Naturally, the cops don’t see squeezing out the Mexican cartels with taxpaying, law-abiding, job-creating Colorado businesses as a good thing. “Expect to see Mexicans come into the picture if they see an opportunity,” said Tom Gorman, director of Rocky Mountain High Intensity Drug Trafficking Area. “It’s a great resource for them, there’s little danger involved and extortion is one of their big ways of making money.”
But how does that work? Anyone involved in Colorado’s legal marijuana industry undergoes strict background checks and residency requirement. They can’t peddle their brickweed in a brick-and-mortar dispensary, besides the fact nobody would buy it. Do they have to kidnap some American dispensary owner’s kids and extort him to let them run his dispensary? If so, why could they not do that to any other legitimate business?

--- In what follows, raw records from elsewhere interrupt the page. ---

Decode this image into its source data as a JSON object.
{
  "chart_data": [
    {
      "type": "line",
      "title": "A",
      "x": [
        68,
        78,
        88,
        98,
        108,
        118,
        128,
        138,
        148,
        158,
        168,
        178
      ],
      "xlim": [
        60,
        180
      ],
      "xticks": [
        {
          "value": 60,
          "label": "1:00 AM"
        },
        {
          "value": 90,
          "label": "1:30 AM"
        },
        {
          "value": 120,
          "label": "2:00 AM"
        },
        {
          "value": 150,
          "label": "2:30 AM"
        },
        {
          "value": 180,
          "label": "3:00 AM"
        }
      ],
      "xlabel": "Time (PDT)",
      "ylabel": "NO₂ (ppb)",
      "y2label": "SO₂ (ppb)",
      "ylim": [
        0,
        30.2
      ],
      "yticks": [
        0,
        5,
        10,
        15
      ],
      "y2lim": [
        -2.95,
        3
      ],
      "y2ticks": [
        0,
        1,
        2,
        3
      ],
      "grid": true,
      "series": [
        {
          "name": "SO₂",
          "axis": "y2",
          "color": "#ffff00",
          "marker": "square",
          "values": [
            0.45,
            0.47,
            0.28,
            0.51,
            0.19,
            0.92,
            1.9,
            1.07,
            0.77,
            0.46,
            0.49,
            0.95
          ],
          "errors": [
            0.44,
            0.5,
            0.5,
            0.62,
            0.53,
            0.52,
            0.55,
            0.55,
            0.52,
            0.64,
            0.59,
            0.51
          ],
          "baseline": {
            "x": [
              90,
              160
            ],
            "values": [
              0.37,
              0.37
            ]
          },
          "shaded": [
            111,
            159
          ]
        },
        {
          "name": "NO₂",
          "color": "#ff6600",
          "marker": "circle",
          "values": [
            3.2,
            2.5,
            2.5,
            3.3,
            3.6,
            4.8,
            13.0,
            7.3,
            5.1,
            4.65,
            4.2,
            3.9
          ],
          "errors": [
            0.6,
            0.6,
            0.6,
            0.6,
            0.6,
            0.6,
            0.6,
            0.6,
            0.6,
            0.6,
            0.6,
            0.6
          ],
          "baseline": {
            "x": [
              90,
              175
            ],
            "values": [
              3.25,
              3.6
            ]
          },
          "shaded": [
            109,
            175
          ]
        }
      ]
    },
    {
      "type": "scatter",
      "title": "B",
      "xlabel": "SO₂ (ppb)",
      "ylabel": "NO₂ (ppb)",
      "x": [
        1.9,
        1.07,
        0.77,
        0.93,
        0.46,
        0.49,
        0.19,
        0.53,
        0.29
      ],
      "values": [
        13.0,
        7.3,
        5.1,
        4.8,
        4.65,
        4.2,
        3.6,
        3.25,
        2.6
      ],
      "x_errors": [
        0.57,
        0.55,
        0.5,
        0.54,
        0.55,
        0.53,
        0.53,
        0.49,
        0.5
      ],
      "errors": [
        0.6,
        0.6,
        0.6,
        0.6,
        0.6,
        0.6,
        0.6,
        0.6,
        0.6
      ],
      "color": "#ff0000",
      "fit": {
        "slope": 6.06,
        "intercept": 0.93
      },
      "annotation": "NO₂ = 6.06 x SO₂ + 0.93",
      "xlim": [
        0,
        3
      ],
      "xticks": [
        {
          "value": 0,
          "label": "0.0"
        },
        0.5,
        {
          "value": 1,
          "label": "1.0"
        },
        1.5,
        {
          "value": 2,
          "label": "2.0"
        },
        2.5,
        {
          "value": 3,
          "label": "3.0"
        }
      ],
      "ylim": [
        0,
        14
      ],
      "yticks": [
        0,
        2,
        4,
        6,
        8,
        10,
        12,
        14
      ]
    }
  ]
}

If you’re not biting on the Mexican cartel scare, perhaps you’ll bite on Big Tobacco. “It’s either going to be the cartels or it’s going to be the tobacco industry,” continued Gorman. “There’s a lot of concern about that. You don’t think some of the tobacco companies aren’t looking at this as the next tobacco industry?”
But how does that work? Marijuana is still federally illegal and if you haven’t noticed, the government is real keen on hauling Big Tobacco into court and exacting massive settlements from them. The minute a multi-national tobacco corporation touches a Schedule I drug, there are going to be subpoenas, charges, and lawsuits to bear. The only way around that is getting into the medical research side of cannabis, and Big Pharma’s not going to let Big Tobacco in on its turf. Until federal prohibition ends, Big Tobacco’s hands are tied while Little Marijuana grows state by state. By the time the feds end prohibition, Little Marijuana has become Big Marijuana and will have most of the market cornered -- there won’t be much for Big Tobacco to horn in on.
Stop for a second and consider the counterpoint to the cops’ fears. Are they really arguing that we’d be better off with marijuana criminalized in all fifty states and cartels, criminals, and kids firmly in control of the marijuana market?